Thoughts on Lineage and areality

This week's blogpost will continue the thread about grammatical reconstruction, with some thoughts on lineage versus areality in grammar change. 

In general, change of grammar is supposedly cyclic (or spiralic according to some researchers): over time, typological organization of features in systems recur of are re-established. We may look at this issue both from a long-term and a short term perspective. One thing for a feature is the inherent possibility to be homologous (a simirlarity may depend on inheritance only) or homoplastic (a similarity may depend on internal or areal pressure, caused by various factors). Another thin is whether a similarity is caused by areal pressure or whether it is caused by lineage. A construction or a feature may be indicative of all of all these processes. For instance, a feature like word order is by nature homoplastic (similarities in word order may be due to areal or internal pressure, such as change in order of meaningful elements), but even then, a word order feature may be due to lineage: it has been inherited by ancestry generation after generation, or it is a critial innovation restricted to a specific sub-branch of a tree. Take for instance the verb-initial order in Celtic languages: it is likely that this feature is caused by interal pressure in the verbal paradigm (McCone 1987). Because of this, verb-initiality is a features which is restricted to the Celtic sub-branch and therefore a homologuous innovation of this specific branch, not caused by areal pressure. The feature is entirely independent of other Eurasian verb-initiality. Another example is the Germanic have-perfect. It is a homoplastic typological feature (expressing perfect by an auxiliary construction), which still uses the same cognate root as the auxiliary, the verb *haban. The process took place independently in all Germanic languages, due to parallel drift and possible areal pressure. As before, it is difficult to distinguish areality from lineage.

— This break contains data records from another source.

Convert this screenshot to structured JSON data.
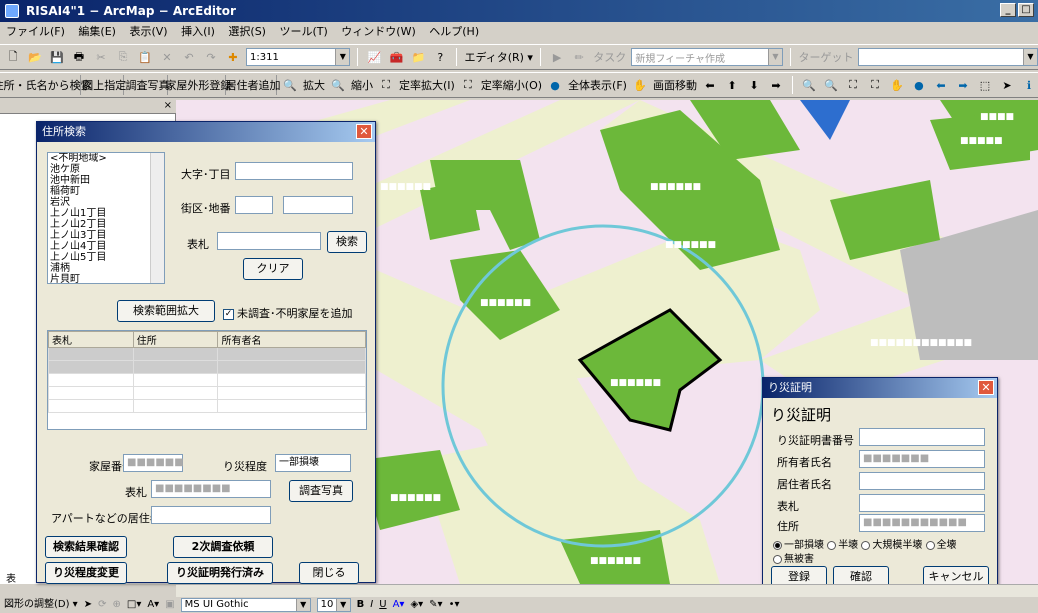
{
  "window": {
    "title": "RISAI4\"1 − ArcMap − ArcEditor",
    "minimize": "_",
    "maximize": "□"
  },
  "menubar": [
    "ファイル(F)",
    "編集(E)",
    "表示(V)",
    "挿入(I)",
    "選択(S)",
    "ツール(T)",
    "ウィンドウ(W)",
    "ヘルプ(H)"
  ],
  "toolbar1": {
    "scale": "1:311",
    "editor_label": "エディタ(R) ▾",
    "task_label": "タスク",
    "task_value": "新規フィーチャ作成",
    "target_label": "ターゲット"
  },
  "toolbar2": {
    "buttons": [
      "住所・氏名から検索",
      "図上指定",
      "調査写真",
      "家屋外形登録",
      "居住者追加"
    ],
    "zoom_in": "拡大",
    "zoom_out": "縮小",
    "fixed_in": "定率拡大(I)",
    "fixed_out": "定率縮小(O)",
    "full_extent": "全体表示(F)",
    "pan": "画面移動"
  },
  "address_dialog": {
    "title": "住所検索",
    "area_list": [
      "<不明地域>",
      "池ケ原",
      "池中新田",
      "稲荷町",
      "岩沢",
      "上ノ山1丁目",
      "上ノ山2丁目",
      "上ノ山3丁目",
      "上ノ山4丁目",
      "上ノ山5丁目",
      "浦柄",
      "片貝町"
    ],
    "oaza_label": "大字･丁目",
    "gaiku_label": "街区･地番",
    "hyosatsu_label": "表札",
    "search_button": "検索",
    "clear_button": "クリア",
    "expand_button": "検索範囲拡大",
    "include_unsurveyed": "未調査･不明家屋を追加",
    "columns": [
      "表札",
      "住所",
      "所有者名"
    ],
    "kaoku_label": "家屋番号",
    "kaoku_value": "■■■■■■",
    "damage_label": "り災程度",
    "damage_value": "一部損壊",
    "hyosatsu2_label": "表札",
    "hyosatsu2_value": "■■■■■■■■",
    "photo_button": "調査写真",
    "resident_label": "アパートなどの居住者",
    "confirm_button": "検索結果確認",
    "second_survey_button": "2次調査依頼",
    "change_button": "り災程度変更",
    "issued_button": "り災証明発行済み",
    "close_button": "閉じる"
  },
  "cert_dialog": {
    "title": "り災証明",
    "heading": "り災証明",
    "cert_no_label": "り災証明書番号",
    "owner_label": "所有者氏名",
    "owner_value": "■■■■■■■",
    "resident_label": "居住者氏名",
    "hyosatsu_label": "表札",
    "address_label": "住所",
    "address_value": "■■■■■■■■■■■",
    "options": [
      "一部損壊",
      "半壊",
      "大規模半壊",
      "全壊",
      "無被害"
    ],
    "register_button": "登録",
    "confirm_button": "確認",
    "cancel_button": "キャンセル"
  },
  "map_labels": [
    "■■■■■■",
    "■■■■■■",
    "■■■■■■",
    "■■■■■■",
    "■■■■■■",
    "■■■■■■",
    "■■■■■■",
    "■■■■■■■■■■■■",
    "■■■■■",
    "■■■■"
  ],
  "drawbar": {
    "draw_label": "図形の調整(D) ▾",
    "font": "MS UI Gothic",
    "size": "10",
    "bold": "B",
    "italic": "I",
    "underline": "U"
  },
  "toc_label": "表",
  "colors": {
    "map_bg": "#f3e3ef",
    "road": "#eef0cf",
    "building": "#6cb83a",
    "circle": "#6fc8d8",
    "title_bar": "#0a246a"
  }
}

Very interesting is the process of Indo-European alignment change, from the proto-language to the daughter branches. It is quite evident that the reconstructed language bears morphological traces of a semantic-based system, similar to active-stative systems, as has been suggested by several scholars (Bauer 2000). But does it mean that Proto-Indo-European was an active language? Probably not. This concerns the question of stability of systems in general versus language-internal variation in tendencies to other systems. Indo-European alignment took three pathways of change, towards ergativity in the South-East, nautral marking in the West, and a preservation of the ancient system in between (roughly). What is the areal pressure component here, and what changes are dependent on internal procedures in languages, and what is the role of the residual morphology? These are questions that remain to be answered. 

McCone, Kim (1987), The early Irish verb (Kildare: Maynooth). 
Bauer, Brigitte (2000), Archaic syntax in Indo-European : the spread of transitivity in Latin and French (Trends in linguistics. Studies and monographs, 99-0115958-X ; 125; Berlin: Mouton de Gruyter).